Five family members have been disqualified for a total of 16 years following the managing director’s purchase of gold bullion for his sole benefit.
Dr Gul-Nawaz Khan Akbar, Mumtaz Khan Akbar, Rab Nawaz Khan Akbar, Fameeda Akbar and Kauser Akbar have been disqualified relating to their directorships of Greentabs Ltd (known whilst it traded, as Mumtaz Food Industries Ltd), which traded as a restaurant and food manufacturing plant.
The bans follow disqualification orders made in the High Court in Leeds on 16 November 2017 following an investigation by the Insolvency Service. The disqualifications began on 8 December 2017.
Dr Gul-Nawaz Khan Akbar, the managing director of Mumtaz Food Industries Ltd has been disqualified for 6 years. He failed to act in the best interest of the company by purchasing gold bullion to the value of £976,055 with company funds for his sole benefit whilst creditors amounting to £447,997 remained unpaid.
Dr Akbar’s two brothers, Mumtaz Khan Akbar and Rab Nawaz Khan Akbar were aware of the transaction and allowed it to happen, have each been disqualified for three years.
Dr Akbar’s wife, Fameeda Akbar, and Mumtaz Khan Akbar’s wife, Kauser Akbar, were each disqualified for 2 years for not upholding corporate governance requirements..
Between 30 November 2012 and 11 December 2012 Gold bullion with a value of £976,055 was purchased by Mumtaz Food Industries Ltd.

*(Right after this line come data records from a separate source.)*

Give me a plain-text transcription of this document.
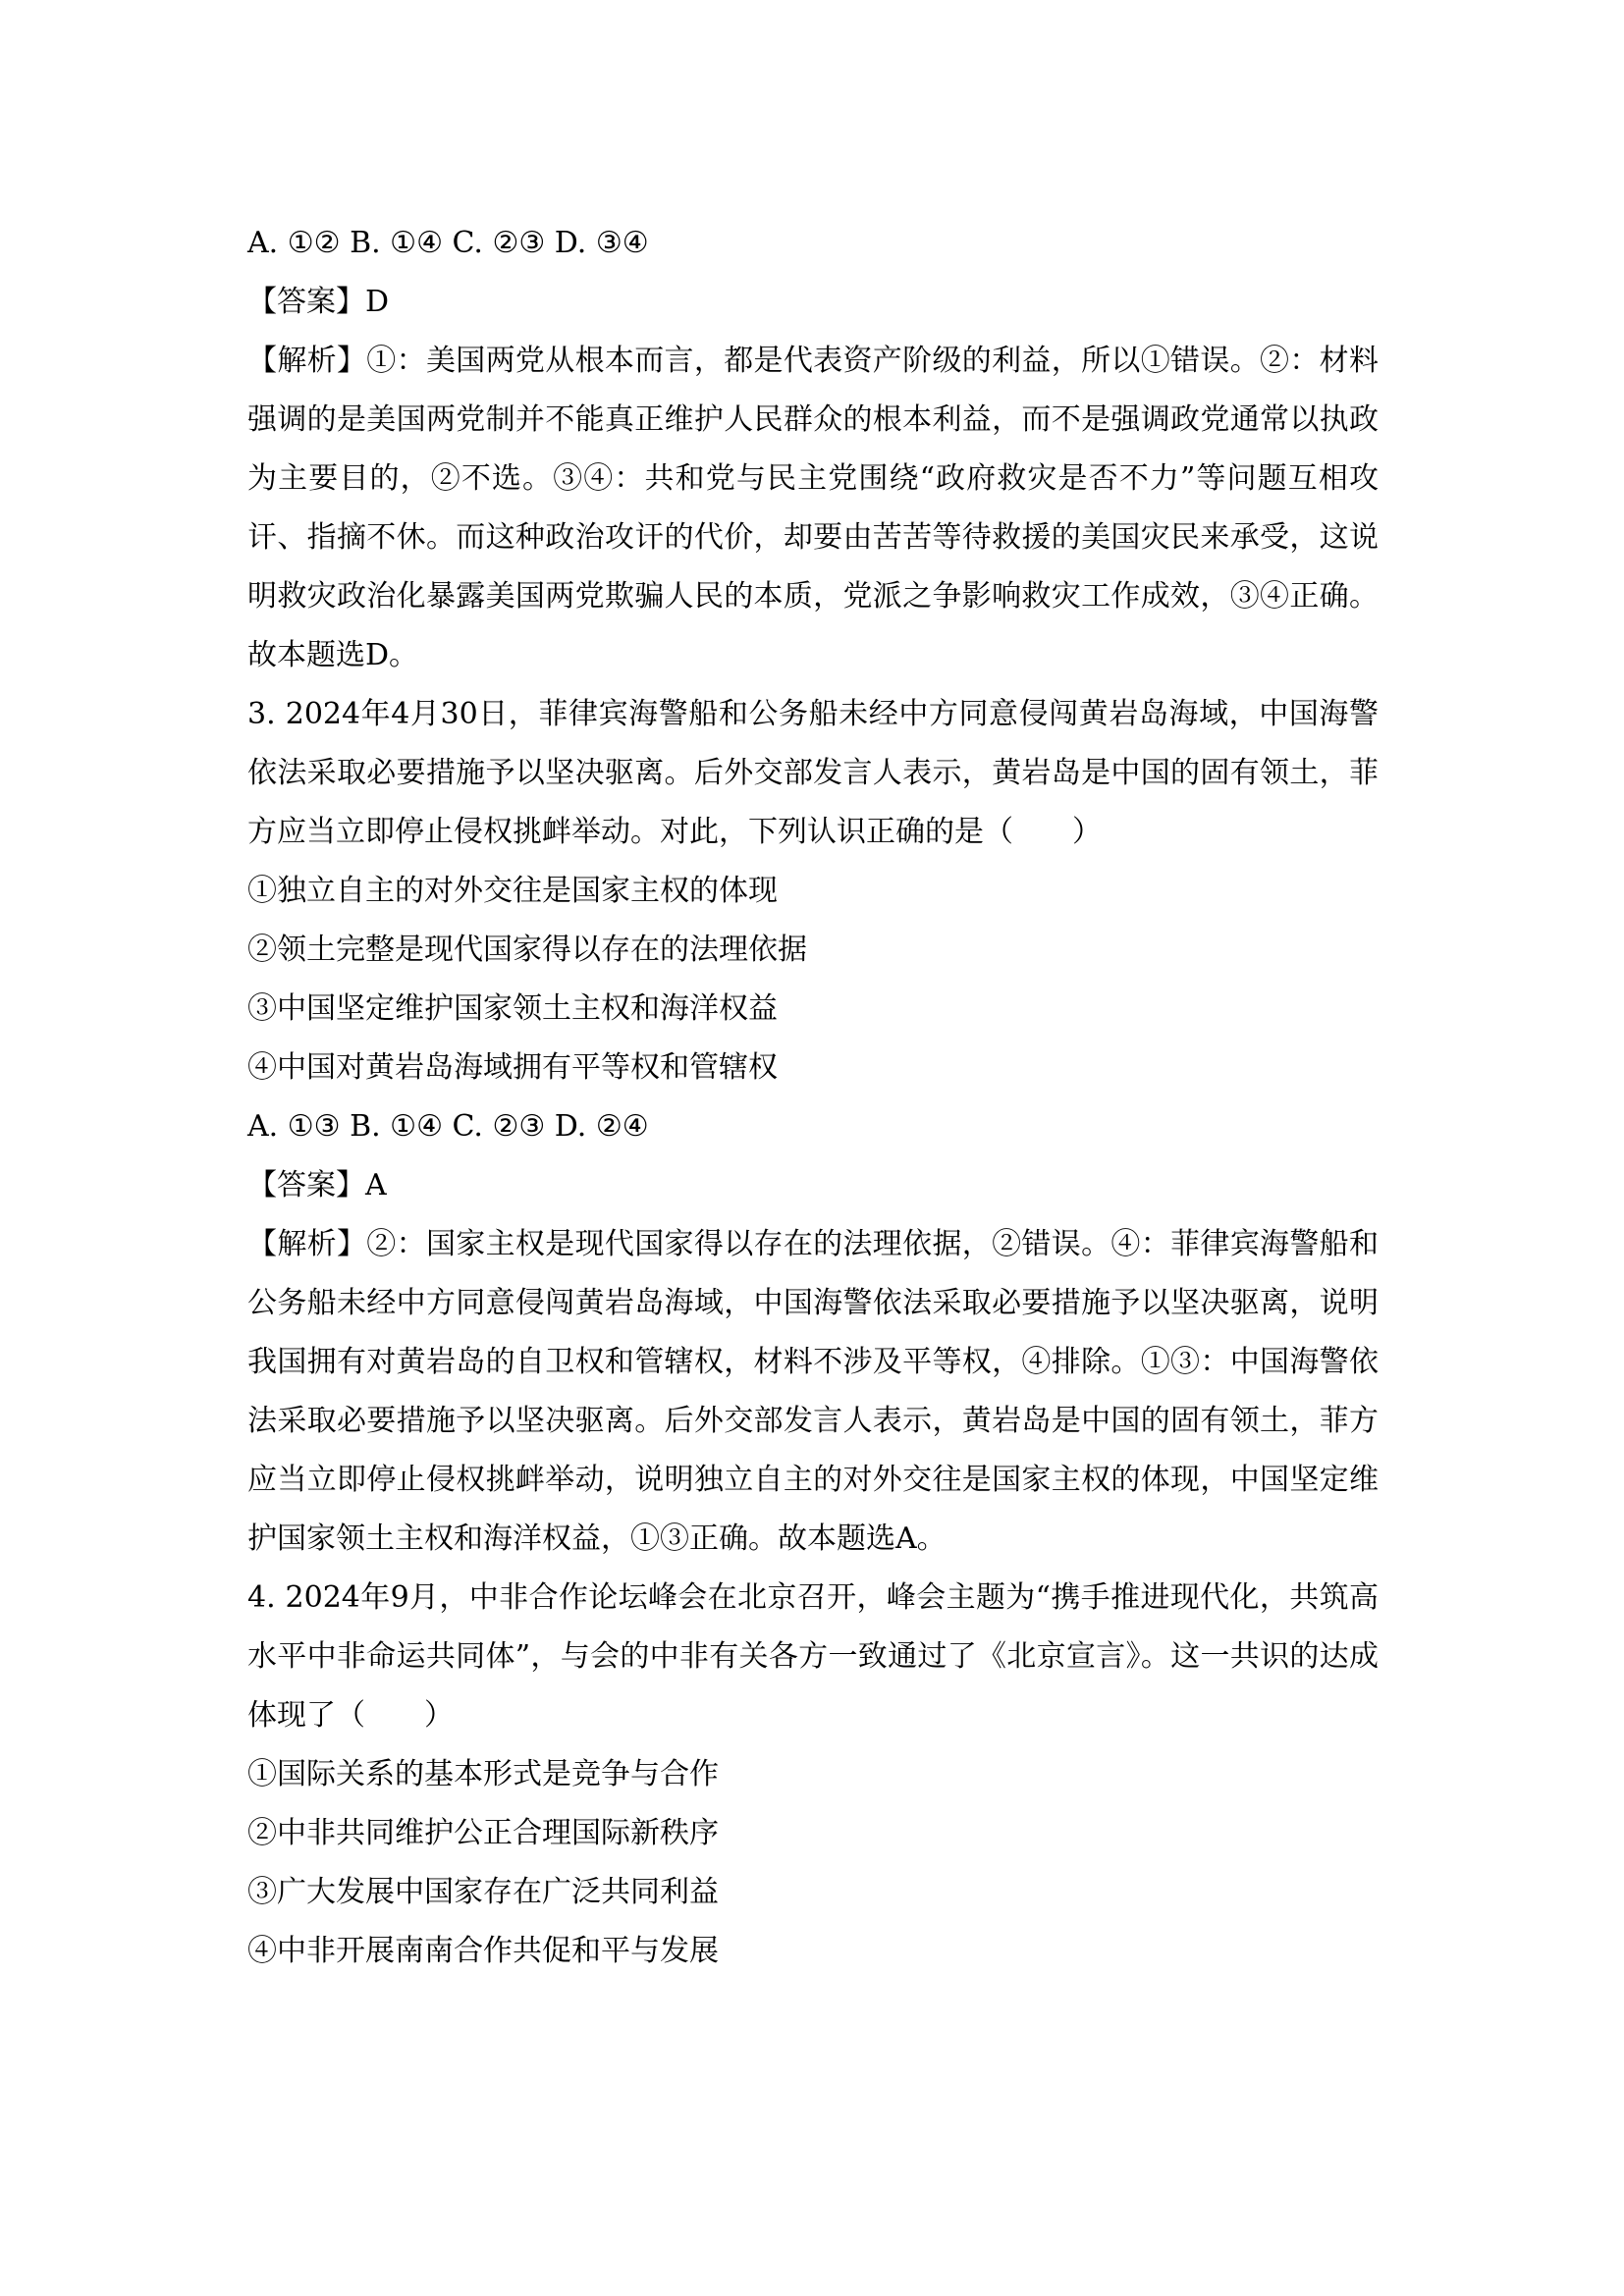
A. ①② B. ①④ C. ②③ D. ③④

【答案】D

【解析】①：美国两党从根本而言，都是代表资产阶级的利益，所以①错误。②：材料强调的是美国两党制并不能真正维护人民群众的根本利益，而不是强调政党通常以执政为主要目的，②不选。③④：共和党与民主党围绕“政府救灾是否不力”等问题互相攻讦、指摘不休。而这种政治攻讦的代价，却要由苦苦等待救援的美国灾民来承受，这说明救灾政治化暴露美国两党欺骗人民的本质，党派之争影响救灾工作成效，③④正确。故本题选D。

3. 2024年4月30日，菲律宾海警船和公务船未经中方同意侵闯黄岩岛海域，中国海警依法采取必要措施予以坚决驱离。后外交部发言人表示，黄岩岛是中国的固有领土，菲方应当立即停止侵权挑衅举动。对此，下列认识正确的是（　　）

①独立自主的对外交往是国家主权的体现

②领土完整是现代国家得以存在的法理依据

③中国坚定维护国家领土主权和海洋权益

④中国对黄岩岛海域拥有平等权和管辖权

A. ①③ B. ①④ C. ②③ D. ②④

【答案】A

【解析】②：国家主权是现代国家得以存在的法理依据，②错误。④：菲律宾海警船和公务船未经中方同意侵闯黄岩岛海域，中国海警依法采取必要措施予以坚决驱离，说明我国拥有对黄岩岛的自卫权和管辖权，材料不涉及平等权，④排除。①③：中国海警依法采取必要措施予以坚决驱离。后外交部发言人表示，黄岩岛是中国的固有领土，菲方应当立即停止侵权挑衅举动，说明独立自主的对外交往是国家主权的体现，中国坚定维护国家领土主权和海洋权益，①③正确。故本题选A。

4. 2024年9月，中非合作论坛峰会在北京召开，峰会主题为“携手推进现代化，共筑高水平中非命运共同体”，与会的中非有关各方一致通过了《北京宣言》。这一共识的达成体现了（　　）

①国际关系的基本形式是竞争与合作

②中非共同维护公正合理国际新秩序

③广大发展中国家存在广泛共同利益

④中非开展南南合作共促和平与发展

Company board meetings minutes show that it was agreed by Dr Akbar, Mumtaz Khan Akbar and Rab Nawaz Khan Akbar that the title to that gold would pass solely to Dr Akbar via the use of an Employee Benefit Trust.
Prior to the purchase of the gold bullion, £447,997 was owed to six unassociated creditors, which Mumtaz Food Industries Ltd failed to pay and which remained outstanding at the time of liquidation.
Towards the end of 2012, Mumtaz Food Industries Ltd’s trade was scaled down and on 24 May 2013 it entered into voluntary liquidation with an estimated deficiency of £805,630.
Commenting on the disqualifications, Robert Clarke, Group Leader of Insolvent Investigations North at the Insolvency Service, said:
Directors who put their own personal financial interests above those of creditors, or who fail to take their directorial responsibilities seriously damage confidence in doing business and are corrosive to the health of the local economy.
It sends a clear message to other company directors that if you run a company in a way that is detrimental to either its customers or its creditors you may be investigated by the Insolvency Service and as a result removed from the corporate trading environment.